Jeremy Corbyn,
Leader of Her Majesty’s Opposition
House of Commons
Palace of Westminster,
City of Westminster

Dear Jeremy,

If the rumours in the hated mainstream media are to be believed, you will soon be seeking a replacement for your strategic support Seumas Milne to work with you towards the realisation of the Project. There is much to mourn in the departure of Seumas:

  • Irrespective of the obvious inevitability of some political objective’s failure, Seumas never sought to dissuade you or redirect your political energies to things the doubters suggested, like policy development, consultation or communication with anyone outside the party.
  • Even during the most tense crises, Seumas kept his glowering, deeply unsettling presence at the edge of meetings, coldly appraising the utterances all around you and making dissenters less likely to give their distracting ‘thoughts’.
  • Seumas, as was well known outside the office, did not eat or drink; the times when he appeared to do either were carefully choreographed efforts to put people at extreme unease, as his slow, methodical faux chewing or sipping were carefully developed efforts to make people consider whether their own consumption of food was bourgeois and self-indulgent.
  • He could see in the dark and wore ‘wheelie’ shoes so he appeared to glide about the office, to suddenly appear behind and scare the living fuck out of staffers.

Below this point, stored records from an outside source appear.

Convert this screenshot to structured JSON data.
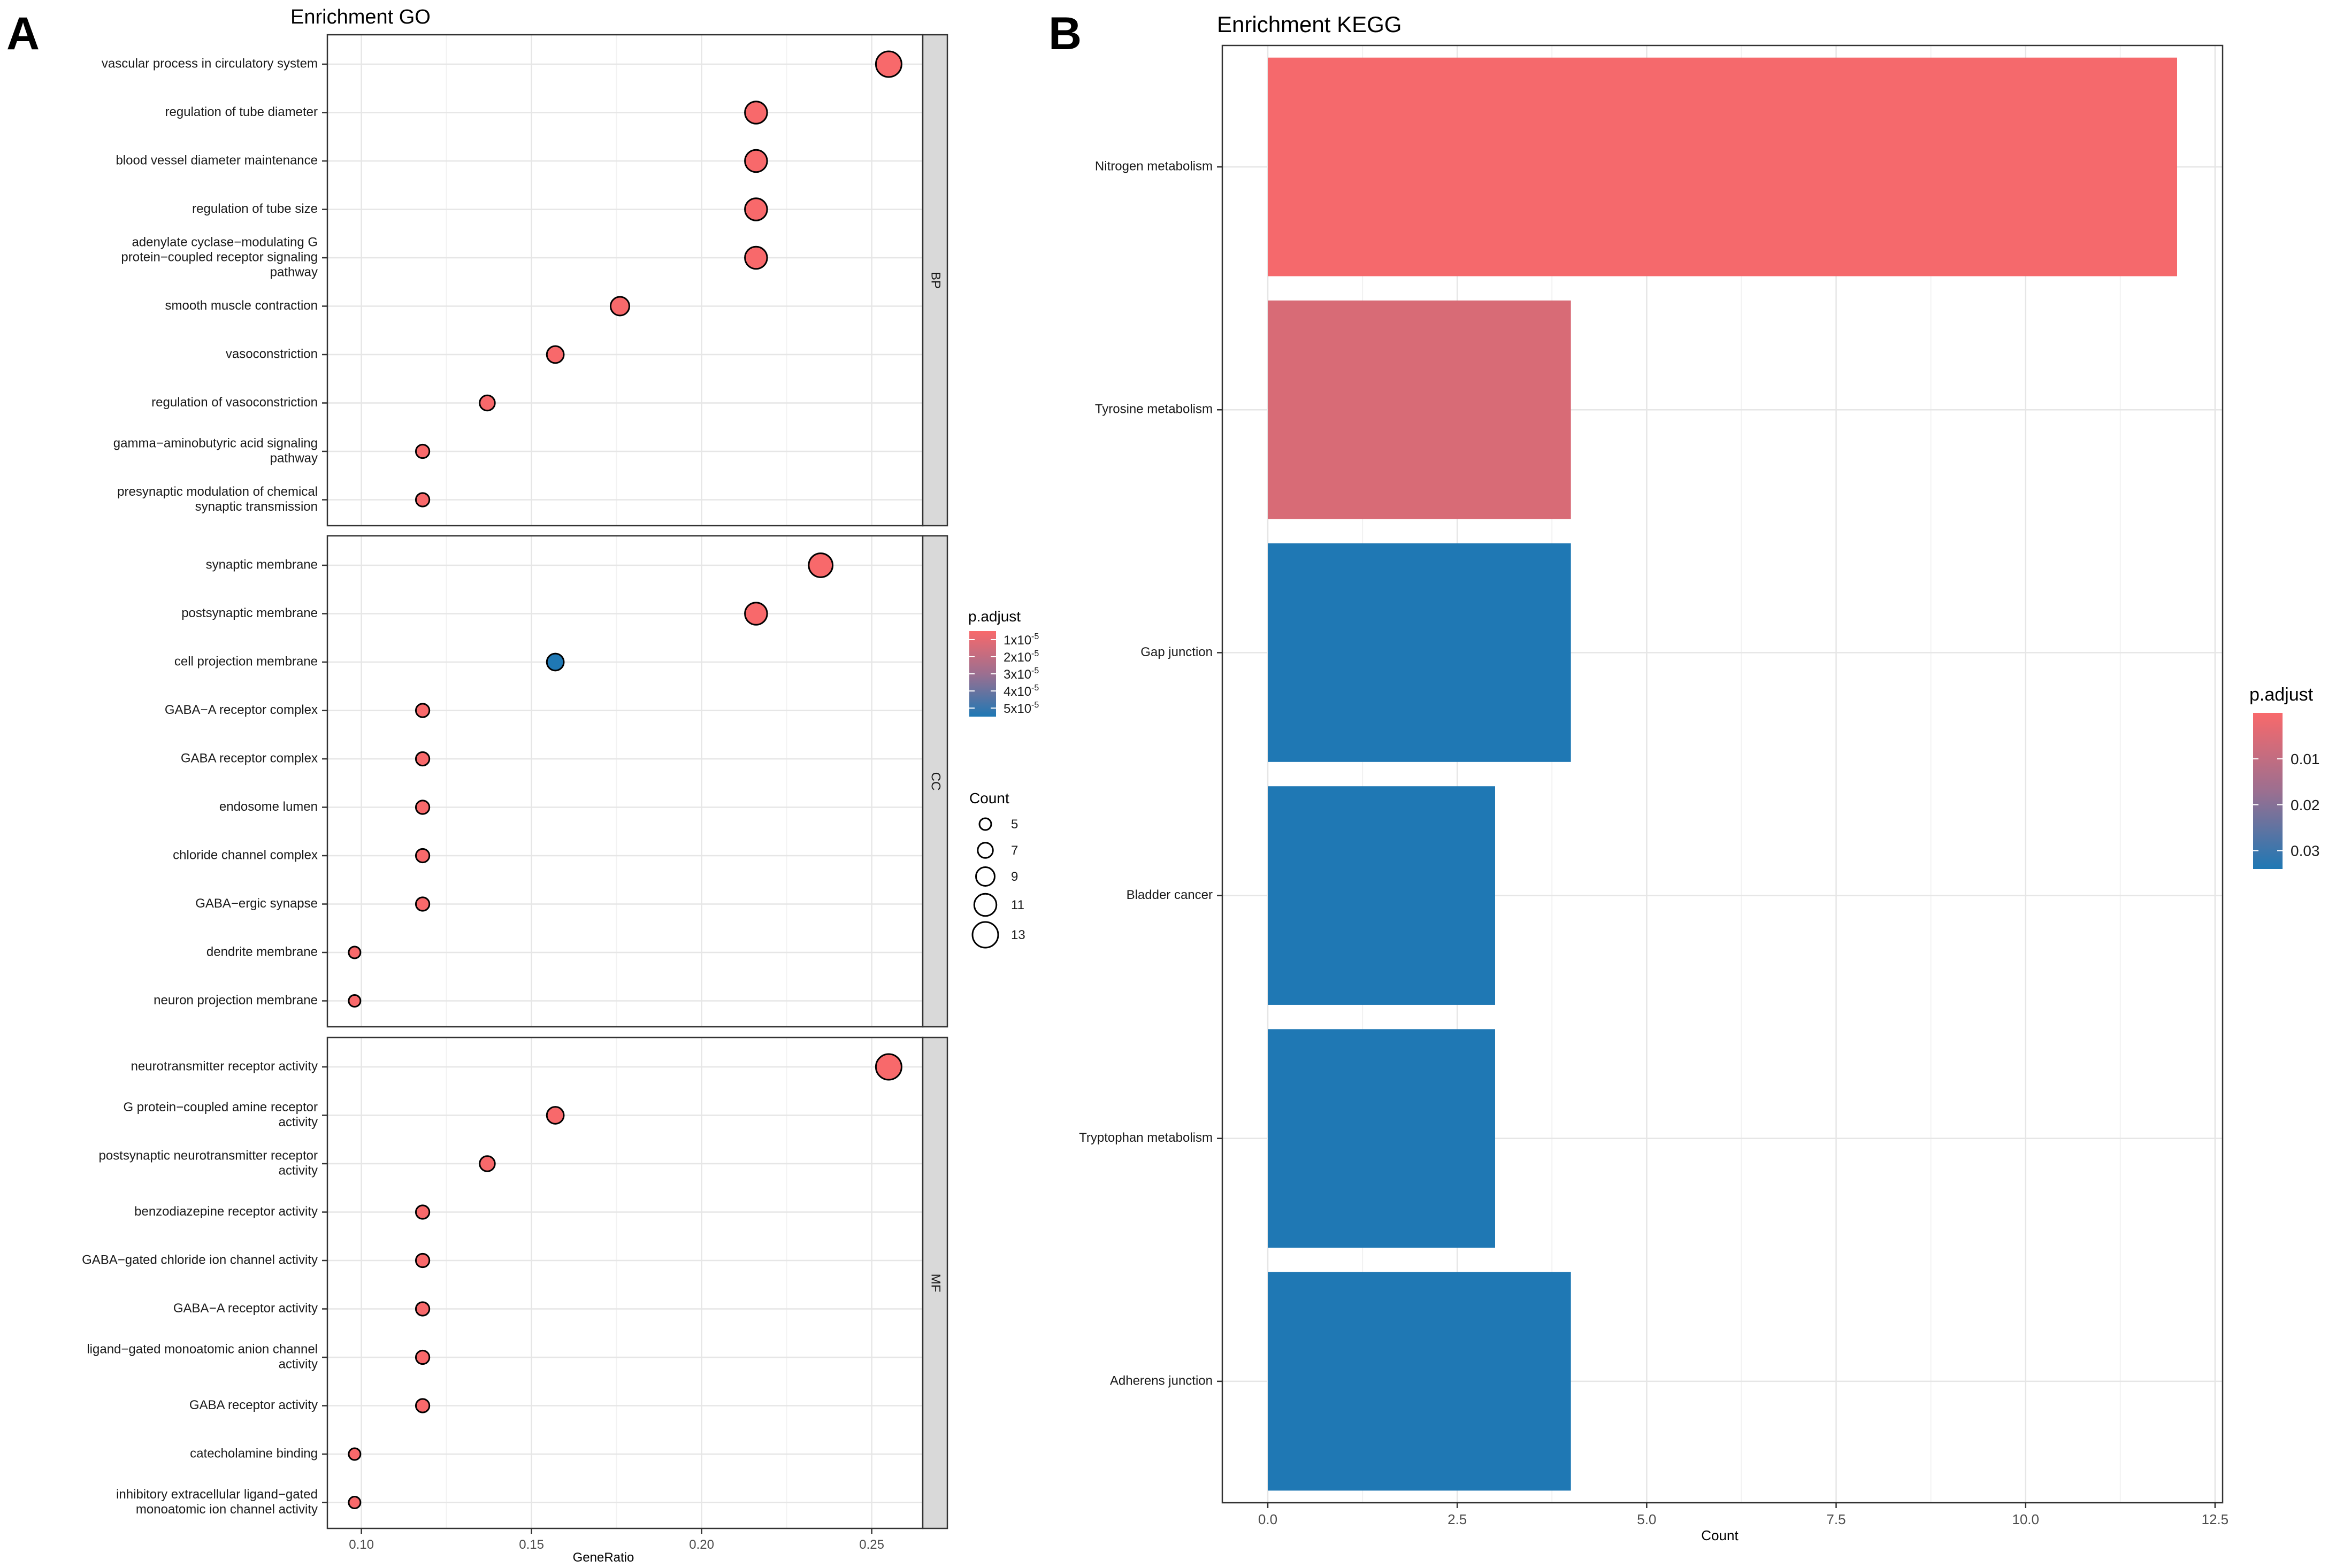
{
  "panel_a": {
    "letter": "A",
    "title": "Enrichment GO",
    "xlabel": "GeneRatio",
    "legend_color_title": "p.adjust",
    "legend_size_title": "Count"
  },
  "panel_b": {
    "letter": "B",
    "title": "Enrichment KEGG",
    "xlabel": "Count",
    "legend_color_title": "p.adjust"
  },
  "chart_data": [
    {
      "type": "scatter",
      "title": "Enrichment GO",
      "xlabel": "GeneRatio",
      "ylabel": "",
      "xlim": [
        0.09,
        0.265
      ],
      "xticks": [
        0.1,
        0.15,
        0.2,
        0.25
      ],
      "xtick_labels": [
        "0.10",
        "0.15",
        "0.20",
        "0.25"
      ],
      "grid": true,
      "color_legend": {
        "title": "p.adjust",
        "min": 5e-06,
        "max": 5.5e-05,
        "ticks": [
          1e-05,
          2e-05,
          3e-05,
          4e-05,
          5e-05
        ],
        "tick_mantissas": [
          "1x10",
          "2x10",
          "3x10",
          "4x10",
          "5x10"
        ],
        "tick_exponents": [
          "-5",
          "-5",
          "-5",
          "-5",
          "-5"
        ],
        "low_color": "#F8696B",
        "high_color": "#1F78B4"
      },
      "size_legend": {
        "title": "Count",
        "values": [
          5,
          7,
          9,
          11,
          13
        ],
        "labels": [
          "5",
          "7",
          "9",
          "11",
          "13"
        ]
      },
      "facets": [
        {
          "name": "BP",
          "terms": [
            {
              "label": [
                "vascular process in circulatory system"
              ],
              "x": 0.255,
              "count": 13,
              "p_adjust": 5e-06
            },
            {
              "label": [
                "regulation of tube diameter"
              ],
              "x": 0.216,
              "count": 11,
              "p_adjust": 5e-06
            },
            {
              "label": [
                "blood vessel diameter maintenance"
              ],
              "x": 0.216,
              "count": 11,
              "p_adjust": 5e-06
            },
            {
              "label": [
                "regulation of tube size"
              ],
              "x": 0.216,
              "count": 11,
              "p_adjust": 5e-06
            },
            {
              "label": [
                "adenylate cyclase−modulating G",
                "protein−coupled receptor signaling",
                "pathway"
              ],
              "x": 0.216,
              "count": 11,
              "p_adjust": 5e-06
            },
            {
              "label": [
                "smooth muscle contraction"
              ],
              "x": 0.176,
              "count": 9,
              "p_adjust": 5e-06
            },
            {
              "label": [
                "vasoconstriction"
              ],
              "x": 0.157,
              "count": 8,
              "p_adjust": 5e-06
            },
            {
              "label": [
                "regulation of vasoconstriction"
              ],
              "x": 0.137,
              "count": 7,
              "p_adjust": 5e-06
            },
            {
              "label": [
                "gamma−aminobutyric acid signaling",
                "pathway"
              ],
              "x": 0.118,
              "count": 6,
              "p_adjust": 5e-06
            },
            {
              "label": [
                "presynaptic modulation of chemical",
                "synaptic transmission"
              ],
              "x": 0.118,
              "count": 6,
              "p_adjust": 5e-06
            }
          ]
        },
        {
          "name": "CC",
          "terms": [
            {
              "label": [
                "synaptic membrane"
              ],
              "x": 0.235,
              "count": 12,
              "p_adjust": 5e-06
            },
            {
              "label": [
                "postsynaptic membrane"
              ],
              "x": 0.216,
              "count": 11,
              "p_adjust": 5e-06
            },
            {
              "label": [
                "cell projection membrane"
              ],
              "x": 0.157,
              "count": 8,
              "p_adjust": 5.5e-05
            },
            {
              "label": [
                "GABA−A receptor complex"
              ],
              "x": 0.118,
              "count": 6,
              "p_adjust": 5e-06
            },
            {
              "label": [
                "GABA receptor complex"
              ],
              "x": 0.118,
              "count": 6,
              "p_adjust": 5e-06
            },
            {
              "label": [
                "endosome lumen"
              ],
              "x": 0.118,
              "count": 6,
              "p_adjust": 5e-06
            },
            {
              "label": [
                "chloride channel complex"
              ],
              "x": 0.118,
              "count": 6,
              "p_adjust": 5e-06
            },
            {
              "label": [
                "GABA−ergic synapse"
              ],
              "x": 0.118,
              "count": 6,
              "p_adjust": 5e-06
            },
            {
              "label": [
                "dendrite membrane"
              ],
              "x": 0.098,
              "count": 5,
              "p_adjust": 5e-06
            },
            {
              "label": [
                "neuron projection membrane"
              ],
              "x": 0.098,
              "count": 5,
              "p_adjust": 5e-06
            }
          ]
        },
        {
          "name": "MF",
          "terms": [
            {
              "label": [
                "neurotransmitter receptor activity"
              ],
              "x": 0.255,
              "count": 13,
              "p_adjust": 5e-06
            },
            {
              "label": [
                "G protein−coupled amine receptor",
                "activity"
              ],
              "x": 0.157,
              "count": 8,
              "p_adjust": 5e-06
            },
            {
              "label": [
                "postsynaptic neurotransmitter receptor",
                "activity"
              ],
              "x": 0.137,
              "count": 7,
              "p_adjust": 5e-06
            },
            {
              "label": [
                "benzodiazepine receptor activity"
              ],
              "x": 0.118,
              "count": 6,
              "p_adjust": 5e-06
            },
            {
              "label": [
                "GABA−gated chloride ion channel activity"
              ],
              "x": 0.118,
              "count": 6,
              "p_adjust": 5e-06
            },
            {
              "label": [
                "GABA−A receptor activity"
              ],
              "x": 0.118,
              "count": 6,
              "p_adjust": 5e-06
            },
            {
              "label": [
                "ligand−gated monoatomic anion channel",
                "activity"
              ],
              "x": 0.118,
              "count": 6,
              "p_adjust": 5e-06
            },
            {
              "label": [
                "GABA receptor activity"
              ],
              "x": 0.118,
              "count": 6,
              "p_adjust": 5e-06
            },
            {
              "label": [
                "catecholamine binding"
              ],
              "x": 0.098,
              "count": 5,
              "p_adjust": 5e-06
            },
            {
              "label": [
                "inhibitory extracellular ligand−gated",
                "monoatomic ion channel activity"
              ],
              "x": 0.098,
              "count": 5,
              "p_adjust": 5e-06
            }
          ]
        }
      ]
    },
    {
      "type": "bar",
      "orientation": "horizontal",
      "title": "Enrichment KEGG",
      "xlabel": "Count",
      "ylabel": "",
      "xlim": [
        -0.6,
        12.6
      ],
      "xticks": [
        0,
        2.5,
        5,
        7.5,
        10,
        12.5
      ],
      "xtick_labels": [
        "0.0",
        "2.5",
        "5.0",
        "7.5",
        "10.0",
        "12.5"
      ],
      "grid": true,
      "categories": [
        "Nitrogen metabolism",
        "Tyrosine metabolism",
        "Gap junction",
        "Bladder cancer",
        "Tryptophan metabolism",
        "Adherens junction"
      ],
      "values": [
        12,
        4,
        4,
        3,
        3,
        4
      ],
      "p_adjust": [
        0.0005,
        0.005,
        0.034,
        0.034,
        0.034,
        0.034
      ],
      "color_legend": {
        "title": "p.adjust",
        "min": 0.0,
        "max": 0.034,
        "ticks": [
          0.01,
          0.02,
          0.03
        ],
        "tick_labels": [
          "0.01",
          "0.02",
          "0.03"
        ],
        "low_color": "#F8696B",
        "high_color": "#1F78B4"
      }
    }
  ]
}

Whilst it would be churlish to claim I can live up to the bounty brought to the party by Seumas Milne, I believe I have some qualifications which could have benefits for your new dispensation on leadership.

  • I am almost always extremely angry. Not your run-of-the-mill, confused anger. The kind of anger normally occasioned by someone borrowing but not replacing one’s screwdriver, or a plug that won’t quite go in even though you’ve found the earth-socket with your finger before trying to line it up, or the bourgeoisie controlling the means of production even though you’ve written columns detailing how this order is inevitably doomed.  The impotent, all-consuming rage I harbour almost always makes me worry that I will end up killing someone or wetting myself, or both.
  • When I am not experiencing my daily paroxysms of debilitating anger, I tend to relax with a glowering, brooding, dark malevolent presence which lingers long after I have left a room. My joyless, energy sapping demeanour, whilst it is nowhere near as personally scary as my default state, is still pretty troubling for all those around me. This seems to me in keeping with the tone you have set over the last twelve months, and is effortless for me. If there are still people in HQ needing their spirits crushed, I am just the person to do it.
  • I am the opposite of a populist.  I actively seek out popular opinions and, in detail, seek to tear these things apart. In recent times I have written articles warning against the petty bourgeois activity of breast-feeding, the risk to national production of an educated workforce and how awful sugar is. These are just examples, of course. I can also write stuff praising quasi-socialist dictators, ideological demagogues and opinion pieces blatantly misrepresenting my own position for the purposes of obfuscating an entirely accurate complaint against me. It’s possible you’ll have more use for these skills.
  • I have perfected a smile of disapprobation. This is an upgrade on Seumas’ tendency to simply sit entirely still and suddenly exit the room without anyone noticing him standing up, and is twice as creepy.

In short, Jeremy, I am exactly the sort of unhinged lunatic your campaign needs now to recover from the loss of Seumas Milne. My general creepiness and the majesty of my silent, dark spectre cannot fail to keep your headquarters operation in a state of chaos and suspended animation, just how you like it.

Give it some thought.  No need to give me a ring. Just think about me twice and I will be right behind you.